Welche Bereiche haben noch das Zeug, die Wirtschaft grundlegend zu verändern?
Dazu zählt sicher die Biotechnik. Da haben wir Stärken, etwa wenn es um das Zusammenspiel mit der klassischen Produktionstechnik geht. Ein einfaches Beispiel: Viele Metall verarbeitende Betriebe kühlen ihre Maschinen mit speziellen Flüssigkeiten. In denen reichern sich giftige Schwermetalle an, die sich nur schwer herausholen lassen. Ein neues Verfahren nutzt Sulfat reduzierende Mikroorganismen. Sie binden die Schwermetalle und lassen sich anschließend auswaschen und entsorgen. Dass Biotechniker mit Metallverarbeitern reden, war vor zehn Jahren noch undenkbar. Und auch bei Biowerkstoffen aus nachwachsenden Rohstoffen spielen wir vorne mit.
Weniger rosig sieht es bei der Anwendung der Gentechnik aus.
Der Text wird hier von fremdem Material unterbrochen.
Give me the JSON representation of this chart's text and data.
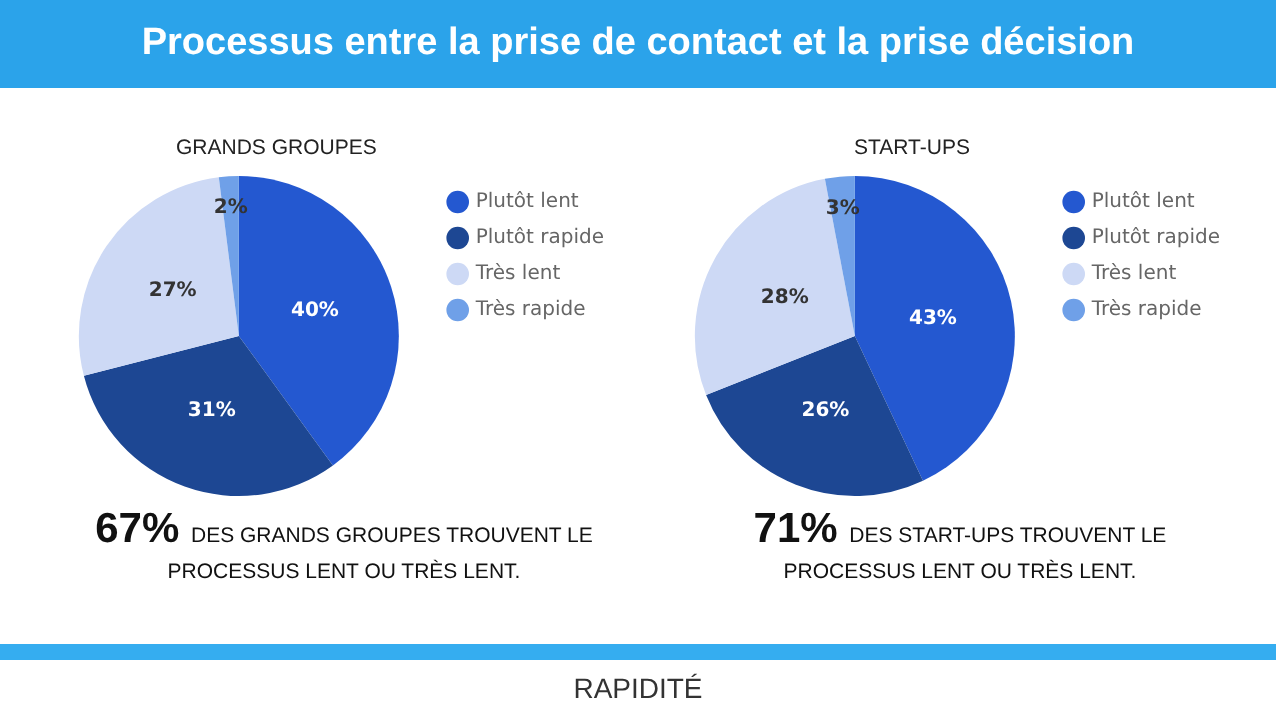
{
  "chart_data": [
    {
      "type": "pie",
      "title": "Processus entre la prise de contact et la prise décision",
      "subtitle": "GRANDS GROUPES",
      "categories": [
        "Plutôt lent",
        "Plutôt rapide",
        "Très lent",
        "Très rapide"
      ],
      "values": [
        40,
        31,
        27,
        2
      ],
      "value_labels": [
        "40%",
        "31%",
        "27%",
        "2%"
      ],
      "colors": [
        "#2458d0",
        "#1d4793",
        "#cdd9f5",
        "#6fa0e8"
      ],
      "legend": "right",
      "annotations": [
        "67% DES GRANDS GROUPES TROUVENT LE PROCESSUS LENT OU TRÈS LENT."
      ]
    },
    {
      "type": "pie",
      "subtitle": "START-UPS",
      "categories": [
        "Plutôt lent",
        "Plutôt rapide",
        "Très lent",
        "Très rapide"
      ],
      "values": [
        43,
        26,
        28,
        3
      ],
      "value_labels": [
        "43%",
        "26%",
        "28%",
        "3%"
      ],
      "colors": [
        "#2458d0",
        "#1d4793",
        "#cdd9f5",
        "#6fa0e8"
      ],
      "legend": "right",
      "annotations": [
        "71% DES START-UPS TROUVENT LE PROCESSUS LENT OU TRÈS LENT.",
        "RAPIDITÉ"
      ]
    }
  ]
}
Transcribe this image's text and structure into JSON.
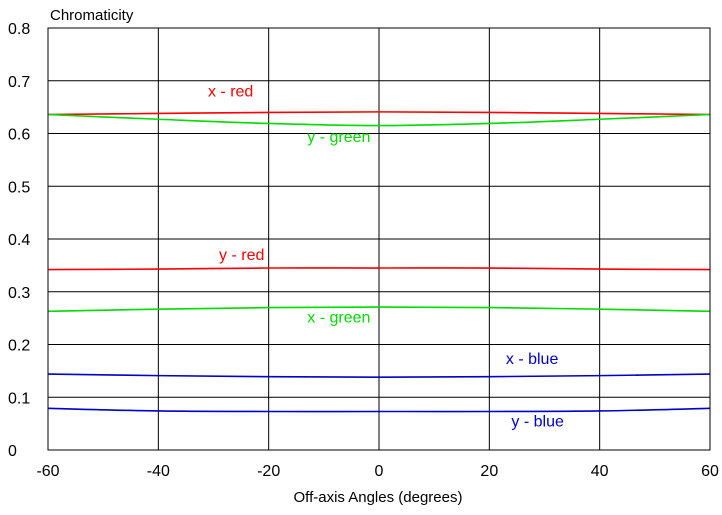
{
  "chart_data": {
    "type": "line",
    "title": "",
    "ylabel": "Chromaticity",
    "xlabel": "Off-axis Angles (degrees)",
    "xlim": [
      -60,
      60
    ],
    "ylim": [
      0,
      0.8
    ],
    "xticks": [
      -60,
      -40,
      -20,
      0,
      20,
      40,
      60
    ],
    "yticks": [
      0,
      0.1,
      0.2,
      0.3,
      0.4,
      0.5,
      0.6,
      0.7,
      0.8
    ],
    "xtick_labels": [
      "-60",
      "-40",
      "-20",
      "0",
      "20",
      "40",
      "60"
    ],
    "ytick_labels": [
      "0",
      "0.1",
      "0.2",
      "0.3",
      "0.4",
      "0.5",
      "0.6",
      "0.7",
      "0.8"
    ],
    "grid": true,
    "legend": "none",
    "x": [
      -60,
      -40,
      -20,
      0,
      20,
      40,
      60
    ],
    "series": [
      {
        "name": "x - red",
        "color": "#ff0000",
        "values": [
          0.636,
          0.638,
          0.64,
          0.641,
          0.64,
          0.638,
          0.636
        ],
        "label_at": [
          -31,
          0.67
        ]
      },
      {
        "name": "y - green",
        "color": "#00dd00",
        "values": [
          0.636,
          0.627,
          0.619,
          0.615,
          0.619,
          0.627,
          0.636
        ],
        "label_at": [
          -13,
          0.584
        ]
      },
      {
        "name": "y - red",
        "color": "#ff0000",
        "values": [
          0.342,
          0.343,
          0.345,
          0.345,
          0.345,
          0.343,
          0.342
        ],
        "label_at": [
          -29,
          0.36
        ]
      },
      {
        "name": "x - green",
        "color": "#00dd00",
        "values": [
          0.263,
          0.267,
          0.27,
          0.271,
          0.27,
          0.267,
          0.263
        ],
        "label_at": [
          -13,
          0.242
        ]
      },
      {
        "name": "x - blue",
        "color": "#0000cc",
        "values": [
          0.144,
          0.141,
          0.139,
          0.138,
          0.139,
          0.141,
          0.144
        ],
        "label_at": [
          23,
          0.163
        ]
      },
      {
        "name": "y - blue",
        "color": "#0000cc",
        "values": [
          0.079,
          0.074,
          0.073,
          0.073,
          0.073,
          0.074,
          0.079
        ],
        "label_at": [
          24,
          0.045
        ]
      }
    ]
  }
}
Damit gehen wir Deutsche sicher sensibler um als andere Länder. Ich verstehe die Skepsis. Wir sollten aber nicht die Möglichkeiten aus den Augen verlieren, die etwa die personalisierte Medizin bietet. Zum Beispiel können Ärzte anhand einer Erbgutanalyse klären, welche Medikamente einen Patienten am besten heilen können.
Wo erwarten Sie ähnliche Fortschritte?
Sicherlich in der Materialforschung. Da haben wir es etwa geschafft, piezoelektrische Fasern großserientauglich zu machen. Mit ihrer Hilfe wird es möglich, weit dünnere Bleche als heute in Autokarossen einzubauen. Beginnt das Blech zu schwingen, merken die Fasern das und dämpfen die Schwingung ab. So bleibt das Blech stabil, und der Spritverbrauch sinkt, weil die Karosserieteile leichter sein können.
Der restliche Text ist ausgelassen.